AHCI MUSST du bei SSDs einschalten um TRIM zu nutzen, meine ich. Ins BIOS und dort als Modus wo IDE oder Compatible steht auf AHCI! Die Indizierung belastet die SSD ein wenig und macht das System ein bisschen langsamer. Würde ich dir raten es zu deaktivieren!

Edit: Bitte niemals Defragmentieren!! Dann kannste sie schonmal wegschmeißen


----------



## hulkhardy1 (27. Juni 2011)

*AW: OCZ Vertex 3 einstellungen für Win 7 betrieb?*

Nö Trim hat mit AHCI nix zu tun aber von der Geschwindigkeit ist es schon vorteilhaft wenn du es einschaltest.


----------



## biohaufen (27. Juni 2011)

hulkhardy1 schrieb:
			
		

> Nö Trim hat mit AHCI nix zu tun aber von der Geschwindigkeit ist es schon vorteilhaft wenn du es einschaltest.



Hab keine SSD meine mal gelesen zu haben das TRiM mit Win 7 nur mit AHCI geht. Aber auf jeden Fall läuft die SSD mit AHCI schneller das weiß ich 100%tig


----------



## gecco (28. Juni 2011)

*AW: OCZ Vertex 3 einstellungen für Win 7 betrieb?*



dj*viper schrieb:


> hatte auch das problem, doch nun gibt es ja eine lösung -> LPM unter windows7 deaktivieren -> Problem beseitigt
> und ne neue firmware für die ocz ssd's gibts auch -> v2.09
> 
> cya


 Wass ist wieder LPM deaktivieren,wo finde ich das?
Eine SSD einsatzbereit machen ist ja schlimmer wie Win samt Treiber aufsetzen!
Ausser den Bios einstellungen bleibt mir ja beim System aufsetzten(wenn ich die SSD neu aufsetze) von den Einstellungen nichte erhalten!

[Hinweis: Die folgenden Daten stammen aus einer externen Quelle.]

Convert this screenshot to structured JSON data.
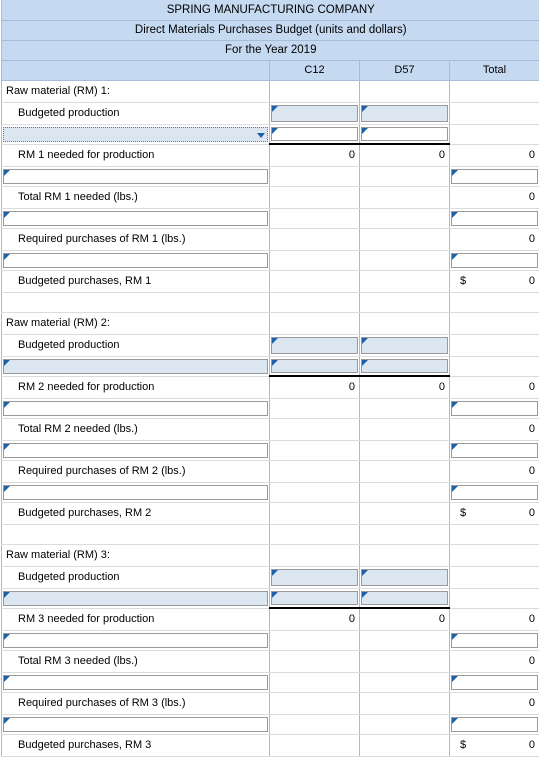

Und wieviel wäre die max IOPS Vertex 3 120 GB der normalen Vertex 3 im Bench überlegen?


----------



## gecco (18. September 2011)

*AW: OCZ Vertex 3 einstellungen für Win 7 betrieb?*

Hab mir jetzt doch die Crucial M4 128 GB geholt,muss ich noch neue Firmware draufgmachen und neu aufsetzten!


----------



## hulkhardy1 (18. September 2011)

*AW: OCZ Vertex 3 einstellungen für Win 7 betrieb?*

Gute Entscheidung als die ISO auf CD brennen und von ihr booten und das FW Update geht von selbst, die Daten bleiben erhalten.


----------



## gecco (18. September 2011)

*AW: OCZ Vertex 3 einstellungen für Win 7 betrieb?*

Soll ich auf Sata 2 einstecken und ATA aktivieren oder gleich auf Sata 3 und AHCI beim Firmware Update?
Hab ein neues 1155 Sockel System Asus P8P67 DeLuxe!Danke


----------



## hulkhardy1 (18. September 2011)

*AW: OCZ Vertex 3 einstellungen für Win 7 betrieb?*

Das ist unterschiedlich aber eigentlich kanns du auf SATAIII stecken und auch AHCI an lassen beim Update. Nur falls es wirklich Probleme gibt kannst du um stecken b.z.w AHCI auf IDE umschalten.


----------



## gecco (18. September 2011)

*AW: OCZ Vertex 3 einstellungen für Win 7 betrieb?*

Werds testen!
Und dann bin ich gespannt auf die Lese und Schreibrate!


----------



## hulkhardy1 (18. September 2011)

*AW: OCZ Vertex 3 einstellungen für Win 7 betrieb?*

Ja mach mit AS SSD einen Benchmark Test und poste mal einen Screenshot hier, wenn du willst:
AS SSD Benchmark - Download - CHIP Online


----------